The data tracks movements of all Californian adults with active credit information. In order to analyze moves over the same time periods, we looked at data from the first seven quarters of 2020-2021 and compared them to the same period in 2018-2019. -SF Chronicle
That said, while the percentage increase from SF to Montana may have jumped – in terms of raw numbers, there were only 360 total moves from San Francisco to Montana in 2020 and the first three quarters of 2021. Still, “while San Francisco saw the biggest pandemic-era percent increase to Montana, all 10 of California’s most populous counties saw move-outs to the state increase significantly,” according to the report, which notes that based on the 32 counties with enough data to track movements, at least 13,000 Californians moved to Montana over the last two years.
Fewer people moving to California
During the pandemic, the rate of people migrating out of the Golden State accelerated – contributing to a decade-long trend of out-migration, according to California Policy Lab Executive Director, Evan White.
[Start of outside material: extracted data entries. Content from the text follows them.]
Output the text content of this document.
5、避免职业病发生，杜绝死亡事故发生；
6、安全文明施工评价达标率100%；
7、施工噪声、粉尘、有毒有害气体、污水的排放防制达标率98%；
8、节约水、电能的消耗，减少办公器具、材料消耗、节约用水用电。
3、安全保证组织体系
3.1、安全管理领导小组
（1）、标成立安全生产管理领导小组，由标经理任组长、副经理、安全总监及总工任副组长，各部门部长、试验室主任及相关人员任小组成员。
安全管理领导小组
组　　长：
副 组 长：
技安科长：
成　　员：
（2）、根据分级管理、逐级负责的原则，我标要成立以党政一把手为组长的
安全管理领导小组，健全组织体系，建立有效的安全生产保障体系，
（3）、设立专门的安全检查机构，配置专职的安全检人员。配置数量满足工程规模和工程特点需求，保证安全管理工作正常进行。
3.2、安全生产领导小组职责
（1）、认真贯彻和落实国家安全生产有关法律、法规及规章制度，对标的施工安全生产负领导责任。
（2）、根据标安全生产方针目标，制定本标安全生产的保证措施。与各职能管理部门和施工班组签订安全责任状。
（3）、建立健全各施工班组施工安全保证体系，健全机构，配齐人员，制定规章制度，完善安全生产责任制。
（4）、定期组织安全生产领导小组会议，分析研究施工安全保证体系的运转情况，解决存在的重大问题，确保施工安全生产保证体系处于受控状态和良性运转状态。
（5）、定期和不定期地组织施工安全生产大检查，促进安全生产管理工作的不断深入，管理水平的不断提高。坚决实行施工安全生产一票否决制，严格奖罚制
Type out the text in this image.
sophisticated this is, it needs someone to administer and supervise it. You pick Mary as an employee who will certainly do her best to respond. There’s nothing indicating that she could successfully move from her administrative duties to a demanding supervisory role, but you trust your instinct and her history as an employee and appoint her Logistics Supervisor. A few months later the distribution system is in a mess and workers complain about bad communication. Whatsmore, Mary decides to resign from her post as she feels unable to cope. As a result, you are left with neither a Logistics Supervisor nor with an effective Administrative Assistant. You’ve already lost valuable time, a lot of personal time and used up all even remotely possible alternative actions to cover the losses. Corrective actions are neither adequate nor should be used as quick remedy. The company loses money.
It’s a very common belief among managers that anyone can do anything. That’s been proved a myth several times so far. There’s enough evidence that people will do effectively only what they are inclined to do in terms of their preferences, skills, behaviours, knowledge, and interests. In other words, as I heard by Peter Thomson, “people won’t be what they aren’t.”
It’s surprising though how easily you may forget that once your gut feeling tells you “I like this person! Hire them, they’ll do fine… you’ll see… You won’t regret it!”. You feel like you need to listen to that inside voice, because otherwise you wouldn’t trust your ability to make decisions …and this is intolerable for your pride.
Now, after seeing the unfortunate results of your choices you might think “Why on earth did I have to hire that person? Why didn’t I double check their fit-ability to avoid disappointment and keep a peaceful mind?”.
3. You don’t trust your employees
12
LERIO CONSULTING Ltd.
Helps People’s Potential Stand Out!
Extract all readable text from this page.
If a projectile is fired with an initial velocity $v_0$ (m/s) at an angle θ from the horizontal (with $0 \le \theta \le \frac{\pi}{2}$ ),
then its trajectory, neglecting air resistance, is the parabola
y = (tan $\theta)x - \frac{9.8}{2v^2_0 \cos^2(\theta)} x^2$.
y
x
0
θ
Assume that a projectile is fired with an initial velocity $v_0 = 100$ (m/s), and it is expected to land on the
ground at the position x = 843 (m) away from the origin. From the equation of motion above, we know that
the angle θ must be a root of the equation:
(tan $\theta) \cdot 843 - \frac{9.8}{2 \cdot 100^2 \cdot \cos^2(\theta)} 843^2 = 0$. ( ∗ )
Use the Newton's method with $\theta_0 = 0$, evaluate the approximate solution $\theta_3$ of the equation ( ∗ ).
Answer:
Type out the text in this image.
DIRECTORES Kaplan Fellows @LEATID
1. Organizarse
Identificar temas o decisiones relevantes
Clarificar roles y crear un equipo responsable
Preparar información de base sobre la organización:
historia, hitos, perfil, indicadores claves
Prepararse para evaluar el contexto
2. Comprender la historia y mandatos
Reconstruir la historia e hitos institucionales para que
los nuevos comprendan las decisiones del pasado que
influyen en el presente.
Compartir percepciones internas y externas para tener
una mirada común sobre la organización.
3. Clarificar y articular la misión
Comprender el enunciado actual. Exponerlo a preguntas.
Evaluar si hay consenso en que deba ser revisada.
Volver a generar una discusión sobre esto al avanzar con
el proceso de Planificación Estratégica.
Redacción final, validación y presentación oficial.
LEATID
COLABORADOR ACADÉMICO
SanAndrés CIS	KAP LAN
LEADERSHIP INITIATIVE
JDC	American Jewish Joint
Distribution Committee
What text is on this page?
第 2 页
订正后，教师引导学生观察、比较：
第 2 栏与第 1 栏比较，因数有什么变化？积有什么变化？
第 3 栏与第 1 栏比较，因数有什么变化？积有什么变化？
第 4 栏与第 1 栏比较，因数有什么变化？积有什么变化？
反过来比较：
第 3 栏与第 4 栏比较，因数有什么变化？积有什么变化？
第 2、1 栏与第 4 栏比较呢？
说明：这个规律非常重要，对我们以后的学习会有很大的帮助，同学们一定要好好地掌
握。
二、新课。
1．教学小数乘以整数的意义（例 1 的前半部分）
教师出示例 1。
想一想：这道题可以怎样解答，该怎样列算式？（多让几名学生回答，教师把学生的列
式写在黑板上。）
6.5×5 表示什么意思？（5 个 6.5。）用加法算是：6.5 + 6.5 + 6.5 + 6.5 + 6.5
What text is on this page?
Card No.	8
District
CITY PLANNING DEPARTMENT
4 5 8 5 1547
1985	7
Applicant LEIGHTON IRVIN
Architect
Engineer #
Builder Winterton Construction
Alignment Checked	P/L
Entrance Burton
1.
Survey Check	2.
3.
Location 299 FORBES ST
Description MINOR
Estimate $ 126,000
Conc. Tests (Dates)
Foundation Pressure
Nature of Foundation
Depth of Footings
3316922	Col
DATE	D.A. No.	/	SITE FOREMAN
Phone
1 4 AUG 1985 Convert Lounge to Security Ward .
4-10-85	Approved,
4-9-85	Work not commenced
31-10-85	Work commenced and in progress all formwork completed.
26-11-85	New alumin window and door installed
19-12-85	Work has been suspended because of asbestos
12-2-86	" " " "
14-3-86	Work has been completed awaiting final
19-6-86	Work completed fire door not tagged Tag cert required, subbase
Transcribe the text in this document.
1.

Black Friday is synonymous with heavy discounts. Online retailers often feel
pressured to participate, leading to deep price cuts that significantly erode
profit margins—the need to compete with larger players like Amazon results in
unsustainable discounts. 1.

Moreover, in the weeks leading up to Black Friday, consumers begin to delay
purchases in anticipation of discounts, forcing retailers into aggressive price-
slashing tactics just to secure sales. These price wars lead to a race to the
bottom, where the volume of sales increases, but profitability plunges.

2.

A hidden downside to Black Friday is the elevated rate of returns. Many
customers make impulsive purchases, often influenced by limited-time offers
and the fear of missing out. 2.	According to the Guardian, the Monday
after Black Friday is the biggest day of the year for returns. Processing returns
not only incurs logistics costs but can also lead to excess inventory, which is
“There’s been a slow decline in net entrances for a long time,” he said, adding “What appears to have happened in the pandemic was the slope of the line changed.”
This statewide trend is driven largely by a decrease in moves into California, not moves out of it. Moves into California decreased by about 35% between the pre-pandemic period we looked at and the pandemic period, while moves out increased by only about 7% during that same period. -SF Chronicle
According to the report, San Francisco, San Mateo and Santa Clara saw the biggest net move-outs as a percentage of the population during the pandemic.
Of course, the state which takes the cake when it comes to ex-Californians in general is Texas, one of nine states which doesn’t have an individual income tax.
Will it be enough to eventually turn these red states blue?